Originally The Jayhawks had two singer-guitarists, Mark Olson and Gary Louris, but Olson quit in 1995, upping sticks to Joshua Tree, CA with his new wife Victoria Williams. I never got to see the twin-pronged Jayhawks live. I seem to remember that they played a London gig the day before my English A-Level.
Mark Olson's new album, The Salvation Blues, is his first proper solo record and sits comfortably alongside his albums with The Jayhawks. After leaving that band he formed The Original Harmony Ridge Creekdippers with his wife and released a solid run of A-grade twang. However, that marriage ended a year or so ago and this new record is the sound of Olson reasserting himself.
Wednesday's all too short set drew heavily from The Salvation Blues, plus three old favorites from The Jayhawks' classic Tomorrow The Green Grass and a handful of Creekdippers tunes.
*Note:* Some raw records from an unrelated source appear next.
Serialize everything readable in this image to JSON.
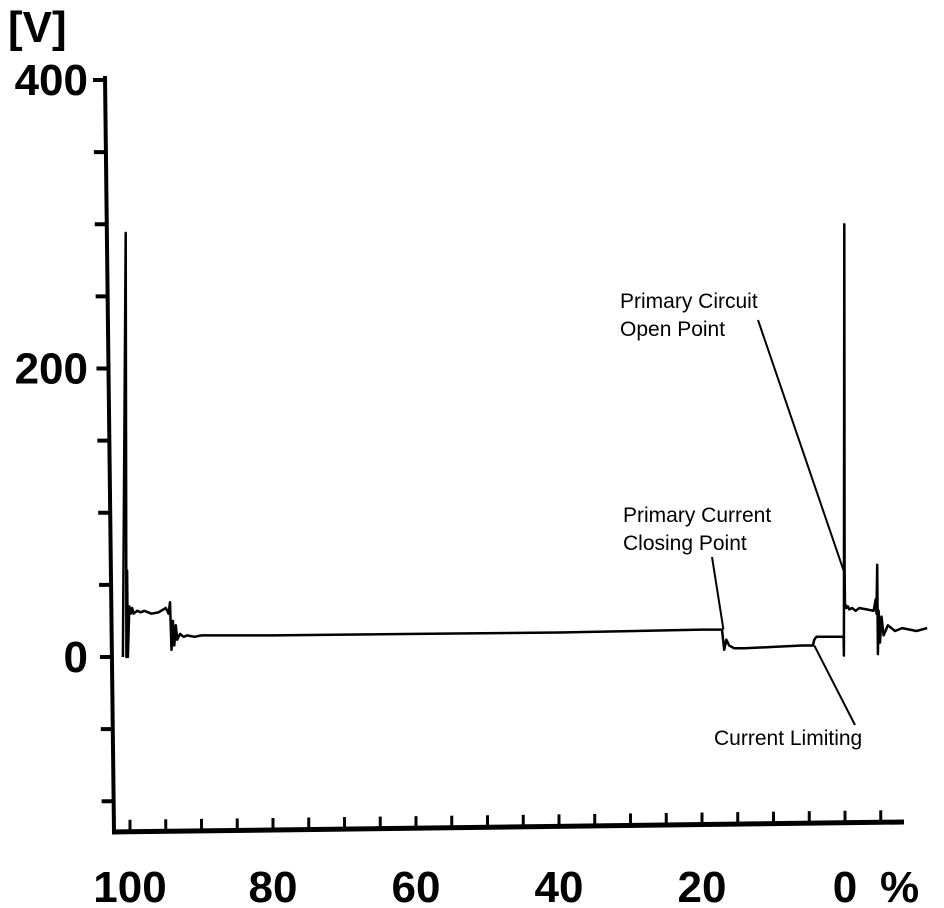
{
  "chart_data": {
    "type": "line",
    "ylabel": "[V]",
    "x_unit": "%",
    "xlim": [
      105,
      -5
    ],
    "ylim": [
      -120,
      400
    ],
    "x_ticks": [
      100,
      80,
      60,
      40,
      20,
      0
    ],
    "y_ticks": [
      400,
      200,
      0
    ],
    "x_tick_labels": [
      "100",
      "80",
      "60",
      "40",
      "20",
      "0"
    ],
    "y_tick_labels": [
      "400",
      "200",
      "0"
    ],
    "grid": false,
    "series": [
      {
        "x": [
          101.0,
          100.6,
          100.5,
          100.4,
          100.3,
          100.1,
          99.9,
          99.7,
          99.5,
          99.0,
          98.5,
          98.0,
          97.0,
          96.0,
          95.0,
          94.6,
          94.4,
          94.2,
          94.0,
          93.8,
          93.6,
          93.4,
          93.0,
          92.5,
          92.0,
          91.0,
          90.0,
          85.0,
          80.0,
          60.0,
          40.0,
          20.0,
          17.2,
          16.9,
          16.6,
          16.2,
          15.5,
          14.0,
          10.0,
          6.0,
          4.5,
          4.3,
          4.0,
          2.0,
          0.2,
          0.15,
          0.1,
          0.05,
          0.0,
          -0.1,
          -0.2,
          -0.4,
          -0.6,
          -1.0,
          -1.5,
          -2.0,
          -3.0,
          -4.0,
          -4.3,
          -4.4,
          -4.5,
          -4.6,
          -4.7,
          -4.9,
          -5.1,
          -5.4,
          -6.0,
          -7.0,
          -8.0,
          -10.0,
          -11.5
        ],
        "y": [
          0,
          294,
          0,
          60,
          0,
          35,
          30,
          34,
          30,
          32,
          31,
          32,
          30,
          31,
          34,
          30,
          38,
          5,
          25,
          8,
          22,
          12,
          16,
          14,
          15,
          14,
          15,
          15,
          15,
          16,
          17,
          19,
          19,
          5,
          12,
          8,
          6,
          6,
          7,
          8,
          8,
          12,
          14,
          14,
          14,
          1,
          300,
          60,
          34,
          36,
          34,
          35,
          33,
          34,
          32,
          34,
          33,
          32,
          40,
          30,
          64,
          2,
          32,
          10,
          28,
          15,
          22,
          18,
          20,
          18,
          20
        ]
      }
    ],
    "annotations": [
      {
        "text": [
          "Primary Circuit",
          "Open Point"
        ],
        "x": 0.2,
        "y": 60
      },
      {
        "text": [
          "Primary Current",
          "Closing Point"
        ],
        "x": 17.0,
        "y": 19
      },
      {
        "text": [
          "Current Limiting"
        ],
        "x": 4.3,
        "y": 8
      }
    ]
  }
}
Olson's small continental band comprised a sprightly Italian, Michele Gazich, on fiddle and double bass and a Norweigian, Ingunn Ringvold, playing percussion and keyboards.
They sounded terrific and though not exactly chatty Olson seemed to be having a good time. Much of The Salvation Blues was written in the UK so it's also entertaining to hear references to the Clifton Suspension Bridge and National Express coaches in such rich slices of Americana.
Gary Louris and Mark Olson have recently recorded an album together, due out some time next year (after Louris' first solo LP) and they're hoping to tour together next Autumn. I can't wait.